The development sector has learned that simply providing an amenity – be it a reticulated water supply or toilets – does not work if the "advancement" does not have local buy-in.

So a new Water, Sanitation and Hygiene (WaSH) project involving four Pacific countries – Solomon Islands, Vanuatu, Papua New Guinea and Fiji – is adopting a "sanitation marketing" approach that is looking for ways to make sanitation attractive to local entrepreneurs.

The project's principal investigator is WaSH engineer Dr Dani Barrington, a research fellow appointed jointly by Monash University and the International WaterCentre (IWC). She explains that sanitation marketing – working with local entrepreneurs to build businesses around the provision of sanitation – is a proven approach in Asia and Africa, but one that faces challenges in the less densely populated Pacific region where the Melanesian culture of sharing can hinder the creation of profit-oriented businesses.

"We are working with local communities and with local enabling bodies [the ministries of health, environment ministries and water authorities] to find out what will work. In effect we are looking for a way to bridge the communities' needs and priorities with the capacity of authorities or businesses to meet these needs."

Urban call

Dr Barrington says the project's main focus is on the large number of informal settlements that have grown up around major towns and cities as a consequence of the population drift from rural areas.

"These are communities that aspire to modern living, including modern sanitation, but are outside established infrastructure," she says.

The Pacific WaSH markets initiative is a three-year project under the auspices of IWC and Live & Learn, an NGO. It involves researchers at Monash, the University of North Carolina at Chapel Hill (UNC-Chapel Hill) in the US and the University of the South Pacific in Fiji.

The project is in its early fact-finding stages.
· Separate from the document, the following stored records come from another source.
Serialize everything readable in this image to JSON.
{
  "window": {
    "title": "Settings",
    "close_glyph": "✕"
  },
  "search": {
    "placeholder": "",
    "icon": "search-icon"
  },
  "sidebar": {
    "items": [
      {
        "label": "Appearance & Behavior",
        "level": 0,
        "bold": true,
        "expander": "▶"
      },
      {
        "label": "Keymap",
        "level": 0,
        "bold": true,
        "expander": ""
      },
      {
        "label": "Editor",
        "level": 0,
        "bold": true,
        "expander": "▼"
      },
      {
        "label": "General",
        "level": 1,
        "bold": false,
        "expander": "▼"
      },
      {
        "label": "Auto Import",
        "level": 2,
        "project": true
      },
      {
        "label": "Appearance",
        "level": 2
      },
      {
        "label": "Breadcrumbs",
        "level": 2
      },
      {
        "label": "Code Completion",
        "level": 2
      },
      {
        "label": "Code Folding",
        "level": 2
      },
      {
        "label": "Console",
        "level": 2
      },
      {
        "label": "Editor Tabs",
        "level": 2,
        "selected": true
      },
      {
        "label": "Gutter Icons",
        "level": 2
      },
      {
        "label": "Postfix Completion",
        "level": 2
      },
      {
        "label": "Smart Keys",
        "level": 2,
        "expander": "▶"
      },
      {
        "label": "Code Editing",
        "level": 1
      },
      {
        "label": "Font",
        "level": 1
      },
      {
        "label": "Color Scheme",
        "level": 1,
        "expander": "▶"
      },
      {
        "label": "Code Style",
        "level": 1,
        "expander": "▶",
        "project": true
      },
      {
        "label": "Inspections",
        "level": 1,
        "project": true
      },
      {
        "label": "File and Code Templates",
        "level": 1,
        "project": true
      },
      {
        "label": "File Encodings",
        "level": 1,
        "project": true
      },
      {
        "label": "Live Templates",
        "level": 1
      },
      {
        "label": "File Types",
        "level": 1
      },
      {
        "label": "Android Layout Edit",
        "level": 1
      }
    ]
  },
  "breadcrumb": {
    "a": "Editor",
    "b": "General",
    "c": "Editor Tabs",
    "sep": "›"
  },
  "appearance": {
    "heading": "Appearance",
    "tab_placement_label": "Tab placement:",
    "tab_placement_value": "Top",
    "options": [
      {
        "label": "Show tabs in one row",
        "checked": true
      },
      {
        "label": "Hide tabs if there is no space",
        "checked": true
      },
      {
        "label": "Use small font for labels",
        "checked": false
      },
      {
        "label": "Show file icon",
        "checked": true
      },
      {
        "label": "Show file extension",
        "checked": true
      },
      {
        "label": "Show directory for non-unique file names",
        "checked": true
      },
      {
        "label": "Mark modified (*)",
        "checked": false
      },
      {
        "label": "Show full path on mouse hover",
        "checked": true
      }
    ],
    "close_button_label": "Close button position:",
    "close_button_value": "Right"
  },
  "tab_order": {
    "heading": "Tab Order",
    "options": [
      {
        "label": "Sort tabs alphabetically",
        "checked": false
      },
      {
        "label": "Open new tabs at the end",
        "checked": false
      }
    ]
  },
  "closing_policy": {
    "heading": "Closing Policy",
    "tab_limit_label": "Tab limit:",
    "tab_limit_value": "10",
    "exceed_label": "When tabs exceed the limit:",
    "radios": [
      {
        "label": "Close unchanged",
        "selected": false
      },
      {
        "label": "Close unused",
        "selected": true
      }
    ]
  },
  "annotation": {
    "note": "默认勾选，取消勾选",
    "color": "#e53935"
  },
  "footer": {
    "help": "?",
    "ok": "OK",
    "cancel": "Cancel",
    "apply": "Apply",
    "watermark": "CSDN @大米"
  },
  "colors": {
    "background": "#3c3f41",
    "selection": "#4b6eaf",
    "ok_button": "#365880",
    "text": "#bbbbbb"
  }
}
Dr Barrington and two Monash Department of Marketing colleagues, Associate Professor Srinivas Sridharan and Dr Stephen Saunders, are responsible for researching the communities' needs and priorities. A UNC-Chapel Hill team, led by Professor Jamie Bartram and IWC's Dr Regina Souter, is working with enabling bodies and assessing existing policy frameworks. Professor Bill Aalbersberg and PhD student Semisi Meo from the University of the South Pacific are adding an environmental framework to the project, given that wastewater from these settlements is also polluting reef ecosystems.

Professor Bartram says that in addition to improving coverage rates for sanitation infrastructure the ongoing challenge is maintenance, with high breakdown rates of both water and sanitation systems.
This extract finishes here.